Posted Feb 01, 2004 12:33 pm CST
When Howard Vogel arrived at the Minnesota Supreme Court building in September, he came with Atticus Finch on his mind.
Vogel, a professor at Hamline University Law School in St. Paul, was one of 12 people there to address the court on an issue they believed went to the very heart of what it means to be a lawyer.
He told the justices that he uses Harper Lee’s To Kill a Mockingbird to help his students understand the concept of professional identity. On a recent occasion, he said, he asked his students what most stood out to them about Atticus.
“We had a wide-ranging discussion,” he recalled, and a student who had been rather quiet up until then said that what struck her was the fact that Atticus is the same everywhere he goes. “He’s the same when he’s at home and when he’s at church. He’s the same when he talks with Calpurnia, who takes care of his children, and when he visits with neighbors. He’s the same when he goes to the state legislature, and when he goes to represent a black man against a rape charge.”
The student’s point, and the message Vogel came to make to the court, was simple but weighty: Finch was a whole person. “You have a complete range of skills rooted in your humanity,” Vogel said he tells his students, “and you will bring those to your work, as did Atticus.”
The dispute that brought Vogel to the court had its beginning in October 2001 when the state CLE board awarded 2.75 credits to lawyers who attended a program called “Career Satisfaction, Renewal and Resilience for Lawyers and Judges.” Its sponsors had applied for seven credits, which would have been standard for a seven-hour course.
The focus of “Career Satisfaction” was on learning to ride the waves of change that have roiled the legal profession in recent times, with an emphasis on the life transitions adults commonly face. When one of the program’s sponsors, the Ash Grove Group, challenged the CLE board’s determination, the board drew a line between material that is “directly related to the practice of law,” and that which is peripheral to such work. It OK’d CLE credit for portions of the course led by a judge and a law professor, but disallowed those that concerned “adult developmental theory.”
And so began a debate over a rather simple question: Are so-called soft CLE–courses that is, those that do not deal with substantive legal issues and practices–trivial, or are they in some sense vital to lawyers?
In a letter, Ronald Peterson, chairman of Minnesota Continuing Legal Education (a CLE provider that is part of the Minnesota State Bar Association), made his organization’s position on personal development courses clear:
“However useful, entertaining, enlightening, energizing or mind-expanding these programs may be, they are not professional legal education.
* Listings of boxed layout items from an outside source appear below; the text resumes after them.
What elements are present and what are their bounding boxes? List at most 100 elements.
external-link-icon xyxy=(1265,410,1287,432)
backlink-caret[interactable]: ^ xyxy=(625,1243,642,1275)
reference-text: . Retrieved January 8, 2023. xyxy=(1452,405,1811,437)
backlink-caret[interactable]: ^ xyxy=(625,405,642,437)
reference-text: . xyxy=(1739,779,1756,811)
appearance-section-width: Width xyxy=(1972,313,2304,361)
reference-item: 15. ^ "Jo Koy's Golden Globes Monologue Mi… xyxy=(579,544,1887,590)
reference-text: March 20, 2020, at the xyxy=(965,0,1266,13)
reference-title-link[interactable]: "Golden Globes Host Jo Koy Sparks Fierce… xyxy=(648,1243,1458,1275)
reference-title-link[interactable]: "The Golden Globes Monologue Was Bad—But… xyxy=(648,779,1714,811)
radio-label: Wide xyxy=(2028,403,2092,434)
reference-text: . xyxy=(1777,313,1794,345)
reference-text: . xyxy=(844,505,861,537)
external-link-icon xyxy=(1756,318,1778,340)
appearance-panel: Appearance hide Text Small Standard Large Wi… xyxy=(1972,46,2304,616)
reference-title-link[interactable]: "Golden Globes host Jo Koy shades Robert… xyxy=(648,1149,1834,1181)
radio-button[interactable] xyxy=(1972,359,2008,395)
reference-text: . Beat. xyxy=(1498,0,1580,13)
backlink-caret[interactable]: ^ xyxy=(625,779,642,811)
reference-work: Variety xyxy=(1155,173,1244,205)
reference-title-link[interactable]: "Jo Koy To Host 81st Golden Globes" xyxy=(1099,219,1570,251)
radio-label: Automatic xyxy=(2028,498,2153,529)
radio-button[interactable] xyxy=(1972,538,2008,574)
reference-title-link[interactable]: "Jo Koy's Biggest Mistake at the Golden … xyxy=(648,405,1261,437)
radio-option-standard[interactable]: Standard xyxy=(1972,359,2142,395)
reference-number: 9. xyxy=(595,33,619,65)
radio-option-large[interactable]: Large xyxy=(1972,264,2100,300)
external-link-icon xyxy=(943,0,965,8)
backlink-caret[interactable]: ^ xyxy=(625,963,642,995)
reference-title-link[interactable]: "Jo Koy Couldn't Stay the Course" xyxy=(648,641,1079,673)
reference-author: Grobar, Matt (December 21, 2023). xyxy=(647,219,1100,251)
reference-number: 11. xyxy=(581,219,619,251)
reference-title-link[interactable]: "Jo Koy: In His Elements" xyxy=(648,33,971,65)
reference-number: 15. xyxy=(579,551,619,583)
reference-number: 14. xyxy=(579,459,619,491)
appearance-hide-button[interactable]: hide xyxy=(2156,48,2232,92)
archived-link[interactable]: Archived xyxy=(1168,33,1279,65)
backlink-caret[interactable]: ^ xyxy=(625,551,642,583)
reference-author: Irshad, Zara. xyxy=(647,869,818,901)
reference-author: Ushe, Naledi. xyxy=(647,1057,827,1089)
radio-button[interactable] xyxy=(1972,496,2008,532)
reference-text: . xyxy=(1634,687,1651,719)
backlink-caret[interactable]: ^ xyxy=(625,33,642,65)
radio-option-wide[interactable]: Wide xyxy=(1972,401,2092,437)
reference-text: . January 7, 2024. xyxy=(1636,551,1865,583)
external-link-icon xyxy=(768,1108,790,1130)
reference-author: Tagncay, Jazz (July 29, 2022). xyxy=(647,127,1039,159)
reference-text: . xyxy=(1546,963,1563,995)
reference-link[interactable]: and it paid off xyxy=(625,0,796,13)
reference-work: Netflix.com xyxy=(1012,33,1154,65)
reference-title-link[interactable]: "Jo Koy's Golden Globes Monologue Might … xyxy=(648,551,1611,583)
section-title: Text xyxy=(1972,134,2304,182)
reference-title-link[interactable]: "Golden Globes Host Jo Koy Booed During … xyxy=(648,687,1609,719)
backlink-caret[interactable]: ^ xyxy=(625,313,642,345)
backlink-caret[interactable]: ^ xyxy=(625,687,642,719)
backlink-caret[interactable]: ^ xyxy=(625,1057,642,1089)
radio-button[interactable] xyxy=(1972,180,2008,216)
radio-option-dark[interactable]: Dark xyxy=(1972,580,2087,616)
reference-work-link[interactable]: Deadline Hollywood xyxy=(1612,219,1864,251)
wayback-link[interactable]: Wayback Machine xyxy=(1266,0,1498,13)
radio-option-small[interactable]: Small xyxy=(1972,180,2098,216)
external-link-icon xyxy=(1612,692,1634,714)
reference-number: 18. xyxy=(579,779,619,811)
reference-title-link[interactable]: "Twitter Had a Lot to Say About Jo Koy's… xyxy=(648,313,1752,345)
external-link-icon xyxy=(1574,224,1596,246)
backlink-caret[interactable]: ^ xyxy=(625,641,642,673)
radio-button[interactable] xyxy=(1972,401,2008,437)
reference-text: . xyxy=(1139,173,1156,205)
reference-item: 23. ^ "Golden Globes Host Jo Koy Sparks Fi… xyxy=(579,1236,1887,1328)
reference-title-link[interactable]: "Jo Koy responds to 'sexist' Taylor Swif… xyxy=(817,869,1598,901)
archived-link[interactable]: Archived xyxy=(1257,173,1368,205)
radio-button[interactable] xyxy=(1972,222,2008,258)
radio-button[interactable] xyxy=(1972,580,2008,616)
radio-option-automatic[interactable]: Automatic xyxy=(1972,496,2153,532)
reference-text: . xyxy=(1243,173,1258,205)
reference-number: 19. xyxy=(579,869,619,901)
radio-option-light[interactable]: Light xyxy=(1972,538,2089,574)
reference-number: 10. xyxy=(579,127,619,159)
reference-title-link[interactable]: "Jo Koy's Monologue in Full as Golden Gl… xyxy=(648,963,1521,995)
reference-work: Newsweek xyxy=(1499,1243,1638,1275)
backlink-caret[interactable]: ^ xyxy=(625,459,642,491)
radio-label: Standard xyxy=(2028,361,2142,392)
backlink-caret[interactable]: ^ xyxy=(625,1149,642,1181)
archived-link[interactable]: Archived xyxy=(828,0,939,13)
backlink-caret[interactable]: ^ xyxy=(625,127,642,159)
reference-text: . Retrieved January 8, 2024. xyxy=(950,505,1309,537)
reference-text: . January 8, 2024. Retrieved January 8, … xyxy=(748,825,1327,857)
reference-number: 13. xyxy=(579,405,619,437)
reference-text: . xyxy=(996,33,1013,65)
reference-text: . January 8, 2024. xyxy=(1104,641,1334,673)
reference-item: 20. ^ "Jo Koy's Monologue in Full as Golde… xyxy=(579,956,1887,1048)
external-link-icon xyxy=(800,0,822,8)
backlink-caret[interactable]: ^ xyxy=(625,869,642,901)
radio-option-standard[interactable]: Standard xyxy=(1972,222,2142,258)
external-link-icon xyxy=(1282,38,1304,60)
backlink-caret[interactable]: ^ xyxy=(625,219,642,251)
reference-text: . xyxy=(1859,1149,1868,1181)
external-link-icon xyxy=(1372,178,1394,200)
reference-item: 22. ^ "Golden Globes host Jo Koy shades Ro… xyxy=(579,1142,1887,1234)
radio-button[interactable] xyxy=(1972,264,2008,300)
We should not allow participation in these programs to dilute the time lawyers spend learning about changes in legal rules and strategies.”
Vogel, along with a number of other law professors, practicing lawyers and other interested parties (including the biggest malpractice insurer in the state), were quite troubled by this attitude, and what they saw as its tendency to make lawyers compartmentalize their lives and thereby thwart the Finchian ideal. They were pleased when the court asked the board to write a new policy to include “professional development” courses.
But that policy turned out to include a cap of six credits per three-year reporting period for any combination of professional development and law office management courses, thereby placing such courses in a brand new category of also-rans.
Among the points that came across quite clearly on the day of argument were these:
• That being a complete lawyer requires more than understanding the rules and having the ability to deploy them. It also includes being able to relate well with clients, empathize and be a good listener, among many other traits.
• That it is unfair to force lawyers to choose between, say, law office management and career satisfaction courses; both are essential.
• That a large percentage of malpractice claims arise out of poor practice management, on the one hand, and problems such as depression and substance abuse on the other. Both could be more adequately addressed if the cap were lifted.
• That different types of programs are appropriate for different lawyers, depending on their stage of life and their professional identities. For example, a senior attorney who is an expert in a substantive area might be facing issues of resiliency and purpose, while a younger colleague needs work on the basics of practice.
• That lawyers can be trusted to take the CLE courses they need. It is in their best interest to do so.
On Dec. 11, the court sided with Vogel and company when it promulgated an amendment to the state board of continuing legal education. “There shall be,” it read, “no limit on the number of credit hours for professional development courses that shall be used to satisfy a lawyer’s CLE requirements in any reporting period.”
The court defined professional development courses to include those that address issues such as “career satisfaction and renewal, stress management, mental or emotional health, substance abuse and gambling addiction.”
Reflecting on the Minnesota experience, Kathy Morris, director of the ABA Career Resources Center, is quite supportive of the more liberal approach. “Lawyers are often too skilled at separating the personal and professional spheres,” she says, “so courses that will help them integrate their lives and their lawyering skills, and thereby improve both, are truly welcome.”
Bill Lindberg, president of the Ash Grove Group, says the results are definitely worth the effort. “It’s heartening to see the court endorse the notion that a lawyer has ultimate responsibility to craft his or her own learning agenda,” he says. “In an increasingly complex world, the responsibility for taking charge of one’s ongoing learning needs to rest with the individual lawyer over the term of his or her professional life.”